Ever since Roe v. Wade, a landmark decision by the U.S. Supreme Court in 1973 that granted women the right to a safe and legal abortion, women have felt confident in that right.
As we dive farther into time, it almost seems as if we’re going backwards, because 48 years later, this precedent is under threat.
A new Texas bill, termed the “heartbeat bill,” went into effect Sept. 1. It bans most abortions after six weeks, or when a heartbeat is detected, hence its name. Texas Gov. Greg Abbott signed the law into effect in May 2021. Nearly four months later, the Supreme Court in a 5-4 vote, allowed the bill to officially go into effect. For many women, six weeks is not enough time to detect a pregnancy, so the law practically outlaws abortion. Additionally, there are no exceptions in cases of rape or incest.
The women’s reproductive rights movement is about allowing women to choose how and when they want to start a family. Reproductive rights, including abortion, give women the choice to terminate an early pregnancy, and to do so safely.
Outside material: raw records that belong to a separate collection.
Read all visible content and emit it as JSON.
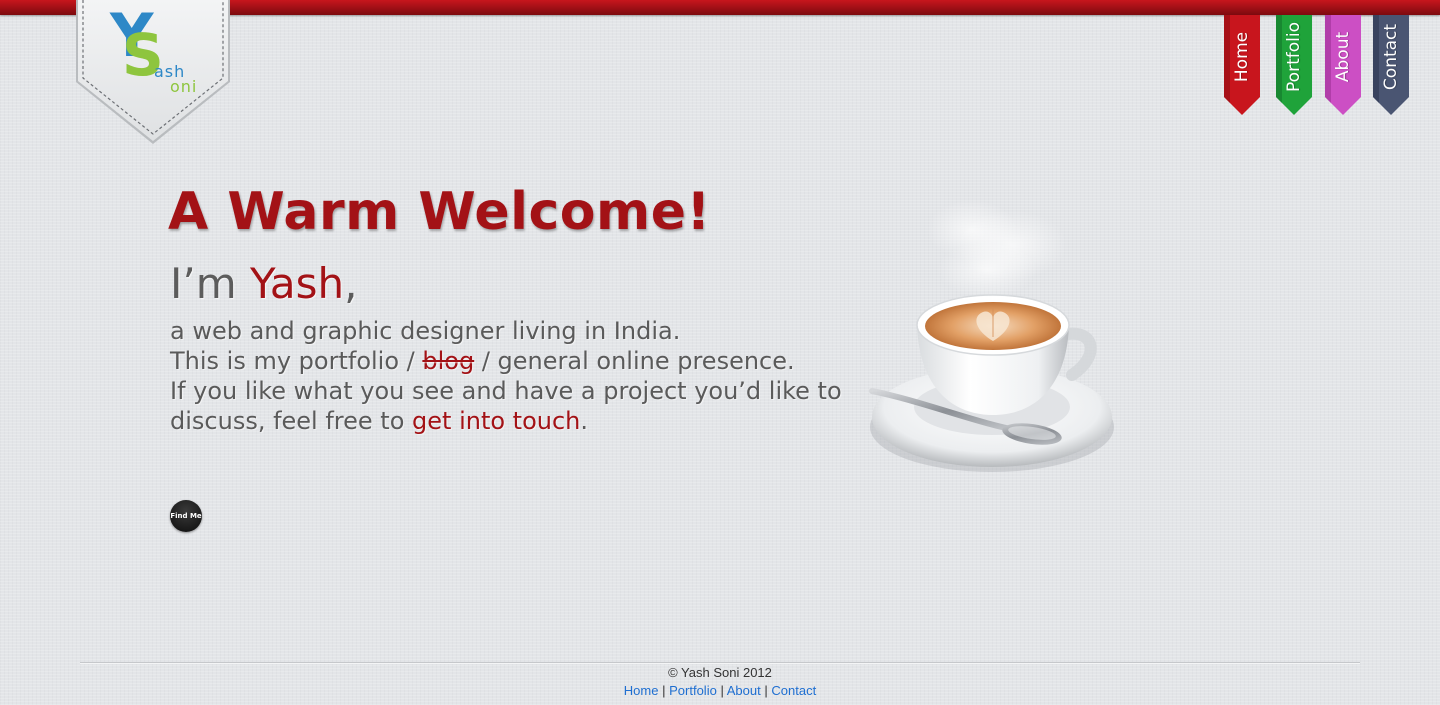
{
  "logo": {
    "letter_y": "Y",
    "letter_s": "S",
    "first": "ash",
    "last": "oni"
  },
  "nav": [
    {
      "label": "Home",
      "color": "#c8151d",
      "dark": "#8a0b10"
    },
    {
      "label": "Portfolio",
      "color": "#1fa33a",
      "dark": "#12722a"
    },
    {
      "label": "About",
      "color": "#cc4fc4",
      "dark": "#9a2f93"
    },
    {
      "label": "Contact",
      "color": "#4a5572",
      "dark": "#2c3550"
    }
  ],
  "main": {
    "heading": "A Warm Welcome!",
    "intro_prefix": "I’m ",
    "intro_name": "Yash",
    "intro_suffix": ",",
    "bio_line1": "a web and graphic designer living in India.",
    "bio_line2_a": "This is my portfolio / ",
    "bio_line2_strike": "blog",
    "bio_line2_b": " / general online presence.",
    "bio_line3_a": "If you like what you see and have a project you’d like to discuss, feel free to ",
    "bio_line3_link": "get into touch",
    "bio_line3_b": "."
  },
  "find_me": {
    "label": "Find Me"
  },
  "footer": {
    "copyright": "© Yash Soni 2012",
    "links": [
      "Home",
      "Portfolio",
      "About",
      "Contact"
    ],
    "separator": "|"
  },
  "colors": {
    "accent": "#a31216",
    "top_bar": "#c8161d",
    "link": "#1f6fd1"
  }
}
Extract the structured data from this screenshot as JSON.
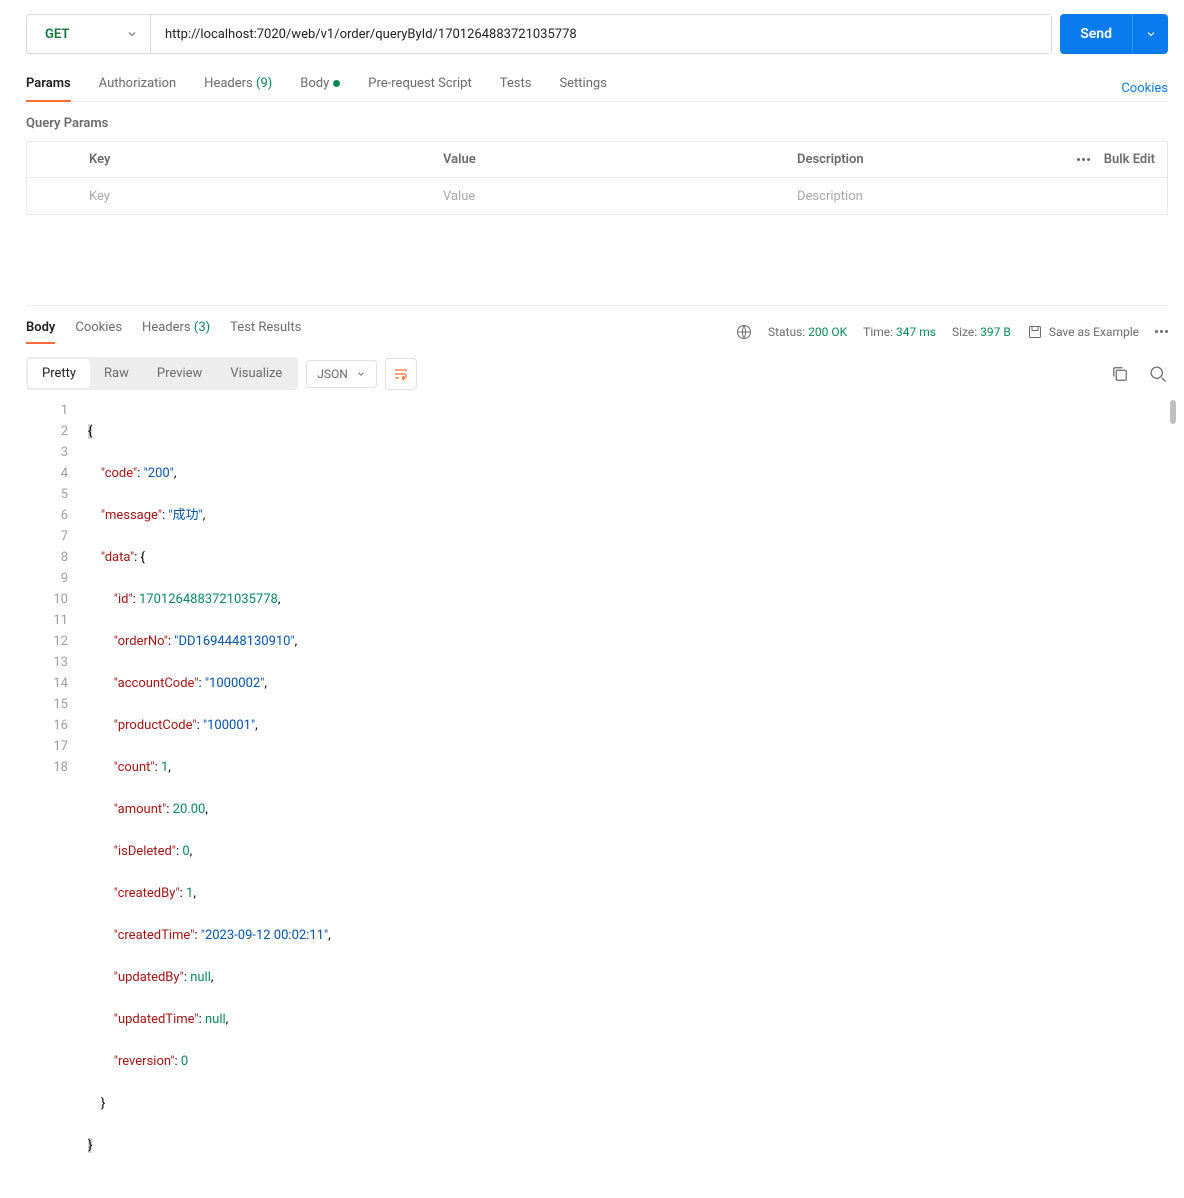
{
  "request": {
    "method": "GET",
    "url": "http://localhost:7020/web/v1/order/queryById/1701264883721035778",
    "send_label": "Send"
  },
  "tabs": {
    "params": "Params",
    "authorization": "Authorization",
    "headers": "Headers",
    "headers_count": "(9)",
    "body": "Body",
    "prerequest": "Pre-request Script",
    "tests": "Tests",
    "settings": "Settings",
    "cookies": "Cookies"
  },
  "params_section": {
    "title": "Query Params",
    "col_key": "Key",
    "col_value": "Value",
    "col_desc": "Description",
    "bulk_edit": "Bulk Edit",
    "ph_key": "Key",
    "ph_value": "Value",
    "ph_desc": "Description"
  },
  "response_tabs": {
    "body": "Body",
    "cookies": "Cookies",
    "headers": "Headers",
    "headers_count": "(3)",
    "tests": "Test Results"
  },
  "response_meta": {
    "status_label": "Status:",
    "status_value": "200 OK",
    "time_label": "Time:",
    "time_value": "347 ms",
    "size_label": "Size:",
    "size_value": "397 B",
    "save_as": "Save as Example"
  },
  "view": {
    "pretty": "Pretty",
    "raw": "Raw",
    "preview": "Preview",
    "visualize": "Visualize",
    "format": "JSON"
  },
  "json_body": {
    "code_key": "\"code\"",
    "code_val": "\"200\"",
    "message_key": "\"message\"",
    "message_val": "\"成功\"",
    "data_key": "\"data\"",
    "id_key": "\"id\"",
    "id_val": "1701264883721035778",
    "orderNo_key": "\"orderNo\"",
    "orderNo_val": "\"DD1694448130910\"",
    "accountCode_key": "\"accountCode\"",
    "accountCode_val": "\"1000002\"",
    "productCode_key": "\"productCode\"",
    "productCode_val": "\"100001\"",
    "count_key": "\"count\"",
    "count_val": "1",
    "amount_key": "\"amount\"",
    "amount_val": "20.00",
    "isDeleted_key": "\"isDeleted\"",
    "isDeleted_val": "0",
    "createdBy_key": "\"createdBy\"",
    "createdBy_val": "1",
    "createdTime_key": "\"createdTime\"",
    "createdTime_val": "\"2023-09-12 00:02:11\"",
    "updatedBy_key": "\"updatedBy\"",
    "updatedBy_val": "null",
    "updatedTime_key": "\"updatedTime\"",
    "updatedTime_val": "null",
    "reversion_key": "\"reversion\"",
    "reversion_val": "0"
  }
}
After looking at the dissents, I started to understand what one of the Supreme Court justices, Sonia Sotomayor, had to say about her decisions. She believes the law to be “flagrantly unconstitutional” and created to both “prohibit women from exercising their constitutional rights” and “evade judicial scrutiny.” The justices that ruled for the case are blatantly ignoring the issue at hand, and according to Sotomayor, “have opted to bury their heads in the sand.”
Sotomayor continues, “[this bill] is a breathtaking act of defiance—of the Constitution, of this court’s precedents, and of the rights of women seeking abortions throughout Texas.”
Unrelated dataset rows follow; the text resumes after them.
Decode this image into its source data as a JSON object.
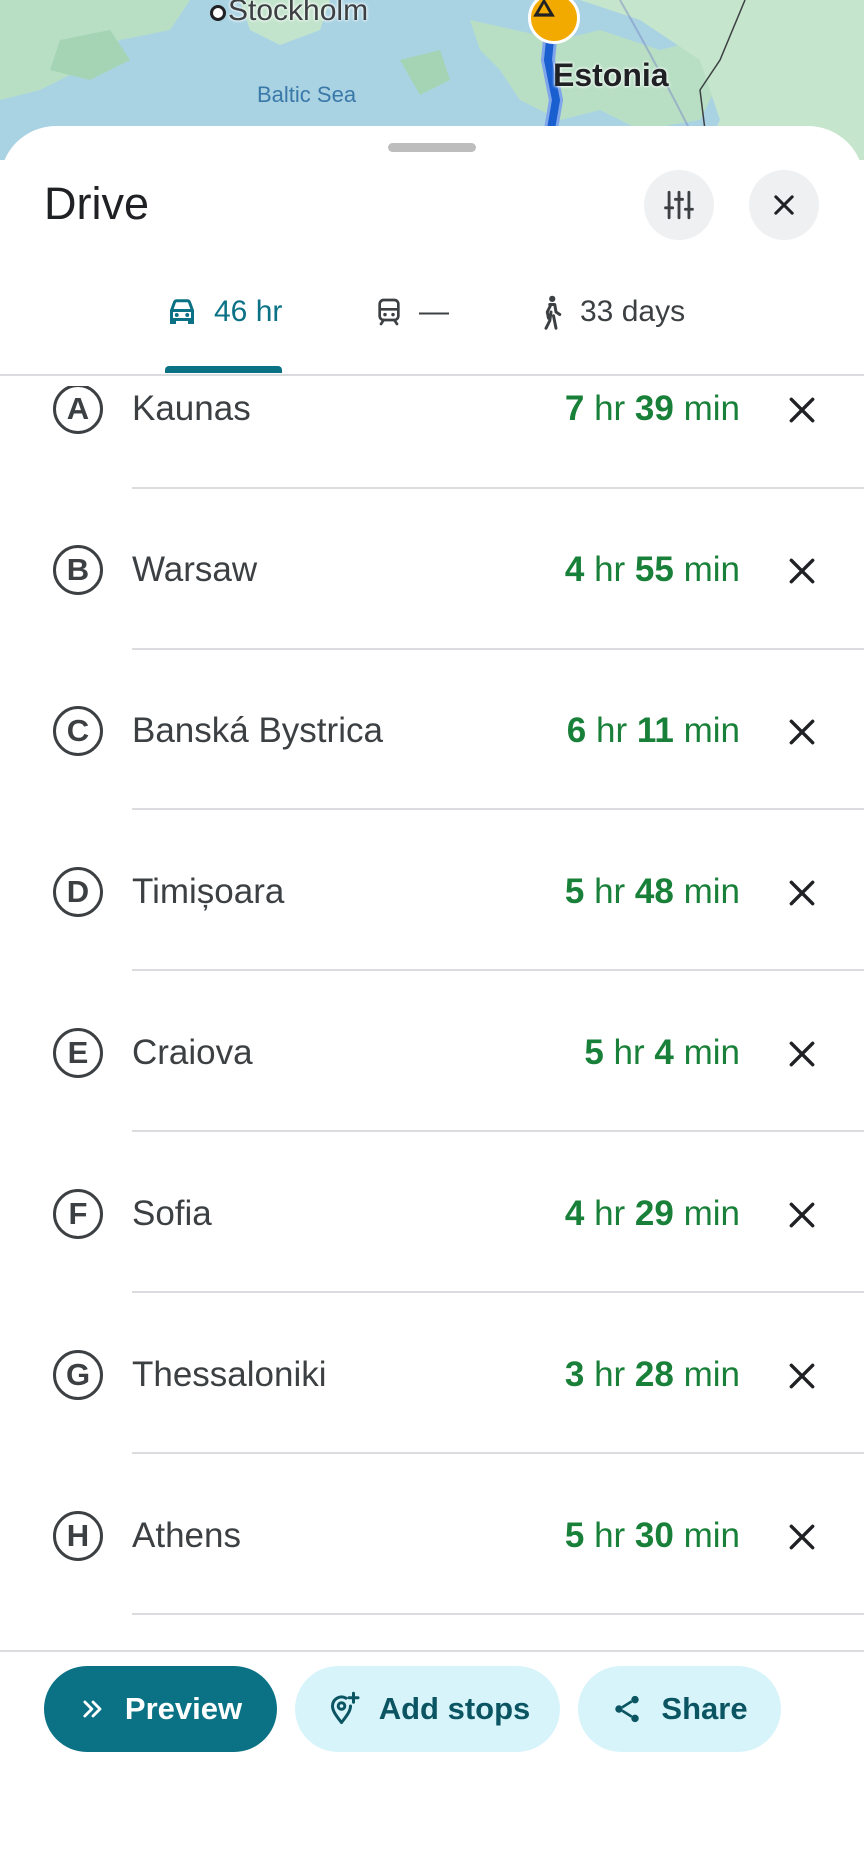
{
  "map": {
    "city_label": "Stockholm",
    "sea_label": "Baltic Sea",
    "country_label": "Estonia",
    "colors": {
      "water": "#a9d3e3",
      "land": "#b8dfc4",
      "route": "#1a5fd0"
    }
  },
  "sheet": {
    "title": "Drive"
  },
  "tabs": [
    {
      "mode": "drive",
      "label": "46 hr",
      "icon": "car-icon",
      "selected": true
    },
    {
      "mode": "transit",
      "label": "—",
      "icon": "train-icon",
      "selected": false
    },
    {
      "mode": "walk",
      "label": "33 days",
      "icon": "walking-icon",
      "selected": false
    }
  ],
  "stops": [
    {
      "marker": "A",
      "name": "Kaunas",
      "hr": "7",
      "hr_unit": "hr",
      "min": "39",
      "min_unit": "min"
    },
    {
      "marker": "B",
      "name": "Warsaw",
      "hr": "4",
      "hr_unit": "hr",
      "min": "55",
      "min_unit": "min"
    },
    {
      "marker": "C",
      "name": "Banská Bystrica",
      "hr": "6",
      "hr_unit": "hr",
      "min": "11",
      "min_unit": "min"
    },
    {
      "marker": "D",
      "name": "Timișoara",
      "hr": "5",
      "hr_unit": "hr",
      "min": "48",
      "min_unit": "min"
    },
    {
      "marker": "E",
      "name": "Craiova",
      "hr": "5",
      "hr_unit": "hr",
      "min": "4",
      "min_unit": "min"
    },
    {
      "marker": "F",
      "name": "Sofia",
      "hr": "4",
      "hr_unit": "hr",
      "min": "29",
      "min_unit": "min"
    },
    {
      "marker": "G",
      "name": "Thessaloniki",
      "hr": "3",
      "hr_unit": "hr",
      "min": "28",
      "min_unit": "min"
    },
    {
      "marker": "H",
      "name": "Athens",
      "hr": "5",
      "hr_unit": "hr",
      "min": "30",
      "min_unit": "min"
    }
  ],
  "actions": {
    "preview_label": "Preview",
    "add_stops_label": "Add stops",
    "share_label": "Share"
  },
  "colors": {
    "accent": "#0b7285",
    "duration_green": "#188038",
    "tonal_button": "#d8f4fb"
  }
}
The rights women hold to their own bodies have been tested by the court and are less secure as a result.
Contrary to other laws, this law will not be enforced by the state of Texas; rather, private citizens are encouraged to sue violators. It creates a situation where the people can do what the government cannot, removing oversight and accountability from the justice system.
The legal setup of this law is even more complicated. There are no restrictions on whom anti-abortion supporters can sue, so all of the future cases on this law would be private lawsuits between private citizens. It is then harder to take these cases to the courts and be proven unconstitutional, because the law was designed to be set aside from the federal courts and the precedents that they had set in stone.
By now, you may be wondering what this law has to do with other states. Now that one state has been successful in an attempt to strip women of the right to their own bodies, other states will do the same. Arkansas, Idaho, Mississippi and others have so called “trigger laws” that could ban all abortions if Roe v. Wade was to be overturned by the Supreme Court, which this recent loss of precedent could pave the way for.
Even with as many people against this ban, there are people that support it. “Pro-life” supporters are hiding behind the name they chose to make themselves seem righteous in what lives they stand for. In the end, “pro-life” is more about controlling women’s bodies and being “pro-birth” than it ever was about being pro-life, as many women suffer injuries, mental health problems and even death if an unsafe birth is attempted. Would those that are “pro-birth” necessarily support the children born to parents that are unable to support them?
Chief Justice John Roberts, a conservative leaning member of the court, wrote in his dissent that “the consequences of approving the state action, both in this particular case and as a model for action in other areas” could lead to other states feeling as though they have the power to do the same thing that Texas lawmakers did. Although it hasn’t yet, if Roe v. Wade were to fail in the Supreme Court, women’s rights to their own bodies like we know it could be changed, or even gone, without the previous protections we held.